El pintor no pasa por allí porque su trabajo no le suele llevar al barrio europeo, pero Maelbeek siempre será su parada. La suya y a de decenas de miles de pasajeros que han pasado por allí desde 2001. Benoît, el nombre a secas con el que el artista firma en pinturas de obras públicas o en ilustraciones del New Yorker, es el autor de las caras en las baldosas de cerámica blanca que recubrían las paredes de la estación. Son, o eran, grandes rostros lineales de hombres y mujeres con gesto serio, pero con los ojos muy grandes, abiertos, como si miraran fijo al infinito.
Benoît pintó una de las figuras femeninas con un pañuelo en la cabeza, símbolo de la diversidad, de la tradición o de las dos cosas. “Cuando yo era niño mi madre llevaba muy a menudo un pañuelo en la cabeza. Si se quiere ver una mujer musulmana, bien... Para mí es más universal. El arte tiene que producir emoción y dejar a cada uno su interpretación”, cuenta el artista haciendo un esfuerzo por detallar lo que pintó en aquel mosaico.
ARTE EN MEDIO DE LA CATÁSTROFE
A Benoît, de 55 años, le cuesta hablar ahora de las caras de Maelbeek. “Después de lo que pasó, no quiero pensar hoy en mi arte. No sé si está roto o no, pero no es importante”, repite, ambivalente sobre el interés que despierta el símbolo de la estación. “Estos retratos vivían en la mente de mucha gente. Estoy sorprendido de cómo en medio de esta catástrofe la gente piensa en mí”.

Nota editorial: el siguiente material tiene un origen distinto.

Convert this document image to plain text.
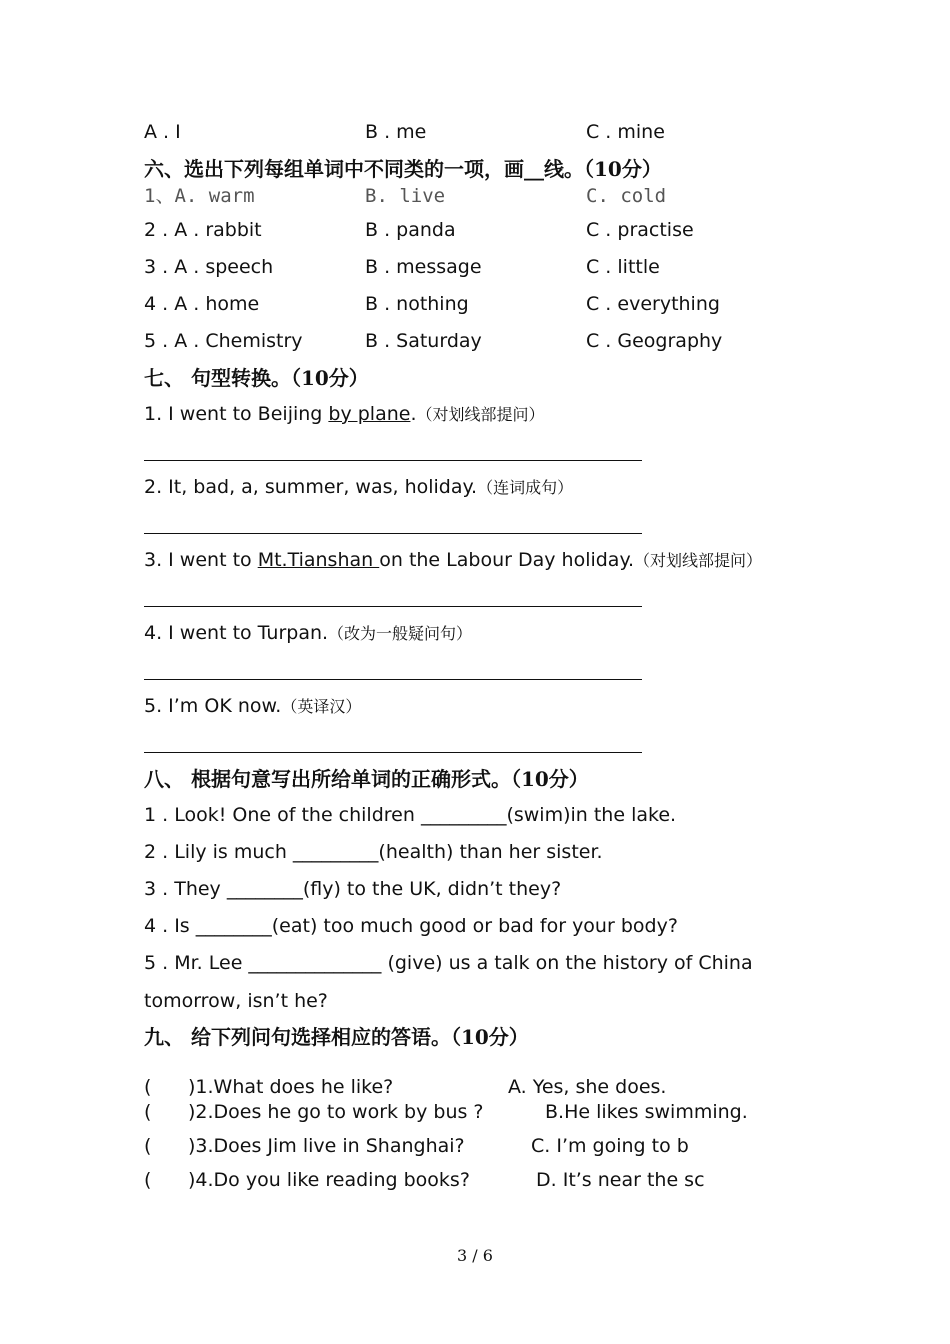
A . I	B . me	C . mine
六、选出下列每组单词中不同类的一项，画__线。（10分）
1、A. warm	B. live	C. cold
2 . A . rabbit	B . panda	C . practise
3 . A . speech	B . message	C . little
4 . A . home	B . nothing	C . everything
5 . A . Chemistry	B . Saturday	C . Geography
七、 句型转换。（10分）
1. I went to Beijing by plane.（对划线部提问）
2. It, bad, a, summer, was, holiday.（连词成句）
3. I went to Mt.Tianshan on the Labour Day holiday.（对划线部提问）
4. I went to Turpan.（改为一般疑问句）
5. I’m OK now.（英译汉）
八、 根据句意写出所给单词的正确形式。（10分）
1 . Look! One of the children _________(swim)in the lake.
2 . Lily is much _________(health) than her sister.
3 . They ________(fly) to the UK, didn’t they?
4 . Is ________(eat) too much good or bad for your body?
5 . Mr. Lee ______________ (give) us a talk on the history of China
tomorrow, isn’t he?
九、 给下列问句选择相应的答语。（10分）
( )1.What does he like?	A. Yes, she does.
( )2.Does he go to work by bus ?	B.He likes swimming.
( )3.Does Jim live in Shanghai?	C. I’m going to b
( )4.Do you like reading books?	D. It’s near the sc
3 / 6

“Tenían que ser retratos muy directos. La gente los ve muy rápido, en pocos segundos. Quería ser una representación de los pasajeros. Tienen los ojos muy grandes y con la mirada algo perdida porque así es como está la gente en el metro. Los pasajeros no miran a la derecha, a la izquierda o al suelo. Suelen mirar hacia adelante mientras esperan”, explica.
La estación de Maelbeek siempre ha tenido un aspecto antiguo por fuera. Una de sus entradas está debajo de un pequeño puente rodeado de pintadas. La otra está en el tramo de la rue de la Loi, la avenida del Consejo de la UE, donde los edificios están más gastados y parecen más sombríos.

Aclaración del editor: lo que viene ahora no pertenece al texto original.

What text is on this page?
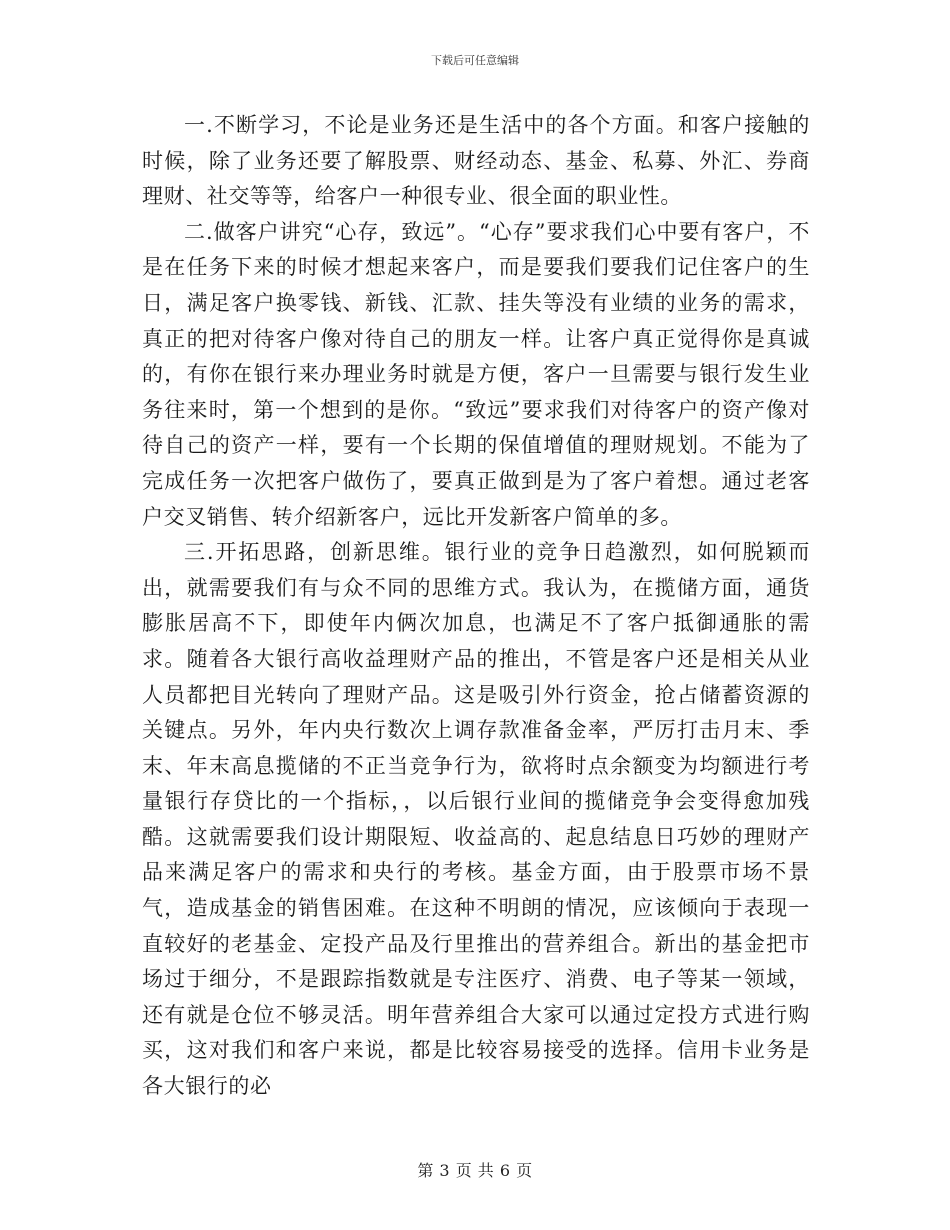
下载后可任意编辑

一.不断学习，不论是业务还是生活中的各个方面。和客户接触的时候，除了业务还要了解股票、财经动态、基金、私募、外汇、券商理财、社交等等，给客户一种很专业、很全面的职业性。

二.做客户讲究“心存，致远”。“心存”要求我们心中要有客户，不是在任务下来的时候才想起来客户，而是要我们要我们记住客户的生日，满足客户换零钱、新钱、汇款、挂失等没有业绩的业务的需求，真正的把对待客户像对待自己的朋友一样。让客户真正觉得你是真诚的，有你在银行来办理业务时就是方便，客户一旦需要与银行发生业务往来时，第一个想到的是你。“致远”要求我们对待客户的资产像对待自己的资产一样，要有一个长期的保值增值的理财规划。不能为了完成任务一次把客户做伤了，要真正做到是为了客户着想。通过老客户交叉销售、转介绍新客户，远比开发新客户简单的多。

三.开拓思路，创新思维。银行业的竞争日趋激烈，如何脱颖而出，就需要我们有与众不同的思维方式。我认为，在揽储方面，通货膨胀居高不下，即使年内俩次加息，也满足不了客户抵御通胀的需求。随着各大银行高收益理财产品的推出，不管是客户还是相关从业人员都把目光转向了理财产品。这是吸引外行资金，抢占储蓄资源的关键点。另外，年内央行数次上调存款准备金率，严厉打击月末、季末、年末高息揽储的不正当竞争行为，欲将时点余额变为均额进行考量银行存贷比的一个指标，，以后银行业间的揽储竞争会变得愈加残酷。这就需要我们设计期限短、收益高的、起息结息日巧妙的理财产品来满足客户的需求和央行的考核。基金方面，由于股票市场不景气，造成基金的销售困难。在这种不明朗的情况，应该倾向于表现一直较好的老基金、定投产品及行里推出的营养组合。新出的基金把市场过于细分，不是跟踪指数就是专注医疗、消费、电子等某一领域，还有就是仓位不够灵活。明年营养组合大家可以通过定投方式进行购买，这对我们和客户来说，都是比较容易接受的选择。信用卡业务是各大银行的必

第 3 页 共 6 页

Pero por dentro de la estación había otro mundo. La renovación de 2001 había traído las ilustraciones, luz, una pared roja, un andén de suelo azul y otro de aluminio brillante. Costó cuatro años de colaboración entre el pintor y un arquitecto. Fue difícil trabajar allí, mientras la actividad no paraba. Pero el artista se quedó contento con el resultado.
“Mucha gente que no estaba especialmente interesada en arte me decía que le gustaba pasar por allí porque era algo diferente. El arte fuera de un museo o de una galería es ya algo diferente. Provoca sentimientos en mucha gente”, dice.
NO TODO ES BLANCO Y NEGRO
El pintor vive y trabaja junto al barrio de Molenbeek, donde se refugiaba el último fugitivo de los atentados de París y donde la policía hace redadas en busca de sospechosos de terrorismo de forma habitual. Pero Benoît dice que no tiene miedo.

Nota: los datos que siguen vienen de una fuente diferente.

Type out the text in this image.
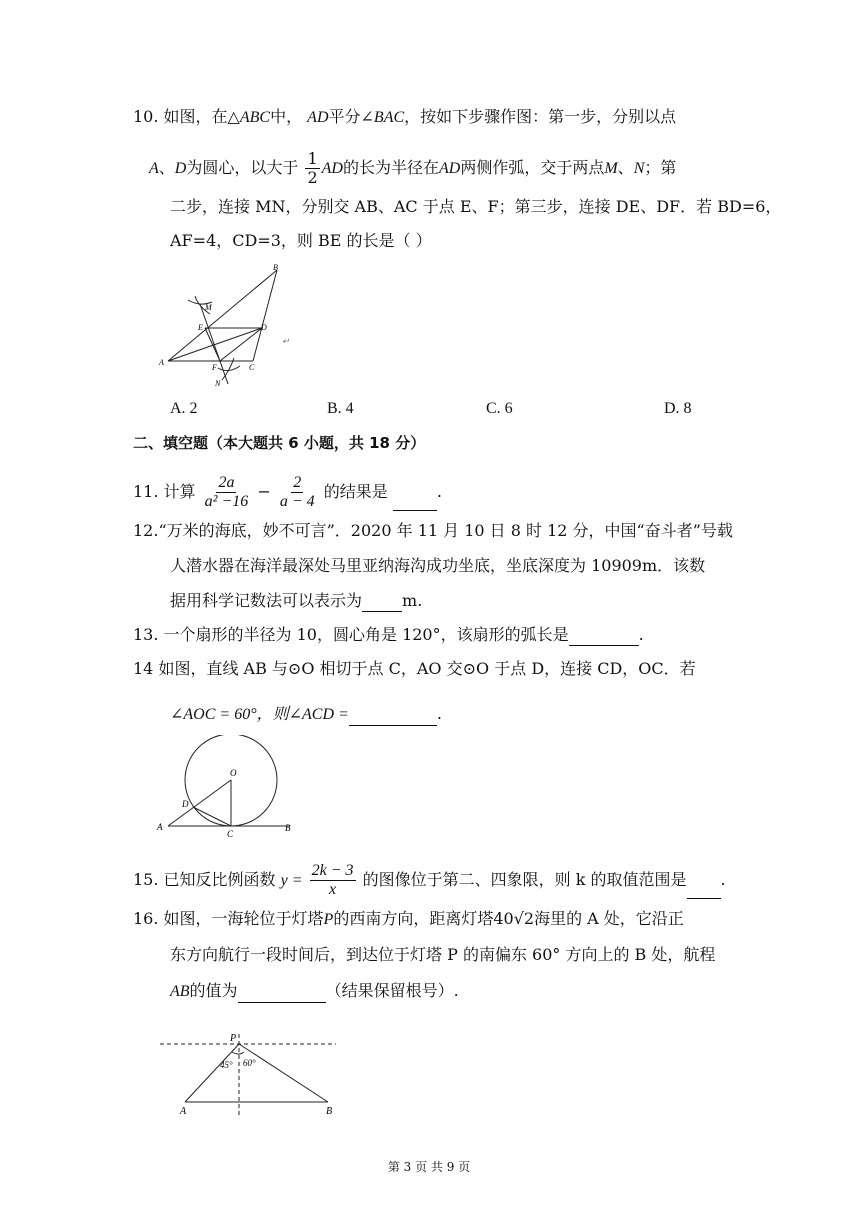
10. 如图，在△ABC中， AD平分∠BAC，按如下步骤作图：第一步，分别以点
A、D为圆心，以大于 $\frac{1}{2}$ AD的长为半径在AD两侧作弧，交于两点M、N；第
二步，连接 MN，分别交 AB、AC 于点 E、F；第三步，连接 DE、DF．若 BD=6，
AF=4，CD=3，则 BE 的长是（ ）
B
M
E	D
A
F	C
N
↵
A. 2	B. 4	C. 6	D. 8
二、填空题（本大题共 6 小题，共 18 分）
11. 计算 $\frac{2a}{\text{a² −16}} - \frac{2}{a - 4}$ 的结果是	.
12.“万米的海底，妙不可言”．2020 年 11 月 10 日 8 时 12 分，中国“奋斗者”号载
人潜水器在海洋最深处马里亚纳海沟成功坐底，坐底深度为 10909m．该数
据用科学记数法可以表示为	m.
13. 一个扇形的半径为 10，圆心角是 120°，该扇形的弧长是	.
14 如图，直线 AB 与⊙O 相切于点 C，AO 交⊙O 于点 D，连接 CD，OC．若
∠AOC = 60°，则∠ACD =	.
O
D
A
C
B
15. 已知反比例函数 $y = \frac{2k - 3}{x}$ 的图像位于第二、四象限，则 k 的取值范围是 .
16. 如图，一海轮位于灯塔P的西南方向，距离灯塔40√2海里的 A 处，它沿正
东方向航行一段时间后，到达位于灯塔 P 的南偏东 60° 方向上的 B 处，航程
AB的值为	（结果保留根号）.
P
45° 60°
A	B
第 3 页 共 9 页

“Lo que pienso ahora es qué pasa en el mundo y cuáles son nuestras respuestas. Mi única esperanza es que podamos seguir hacia adelante dando buen ejemplo. Los artistas tienen que hacer cosas buenas”, explica. “No podemos aceptar lo que está pasando, pero tenemos que dar un mensaje de amor, de comprensión, para intentar encontrar una solución. Hay que preguntarse por qué pasan las cosas. No todo es blanco y negro”.
Benoît temía algo así, sobre todo después de los atentados de París en noviembre y de las alertas máximas en su ciudad. “Bruselas es un símbolo. Pero puede pasar mañana en Roma o en Helsinki. Hay que seguir sin mirar atrás. Mi vida no está más en peligro hoy que ayer”.
El propósito de seguir trabajando es difícil de cumplir también para él. Tiene diferentes proyectos en marcha pero le cuesta retomar la rutina. “Ahora mismo estoy con la cabeza en otro sitio”, dice bajando el tono de voz.
La última vez que vio sus caras en Maelbeek fue hace pocos meses y casi por casualidad. Tenía que ir a una dirección nueva para él en Bruselas y alguien le aconsejó que cogiera esa línea. No se dio cuenta de que aquello suponía pasar por Maelbeek.
“De pronto, vi mi estación. Me sorprendió. Hacía años que no pasaba por allí. La vi y me gustó”, cuenta ahora. El pintor dice que pensó entonces: “Todavía está ahí, todavía está bien”.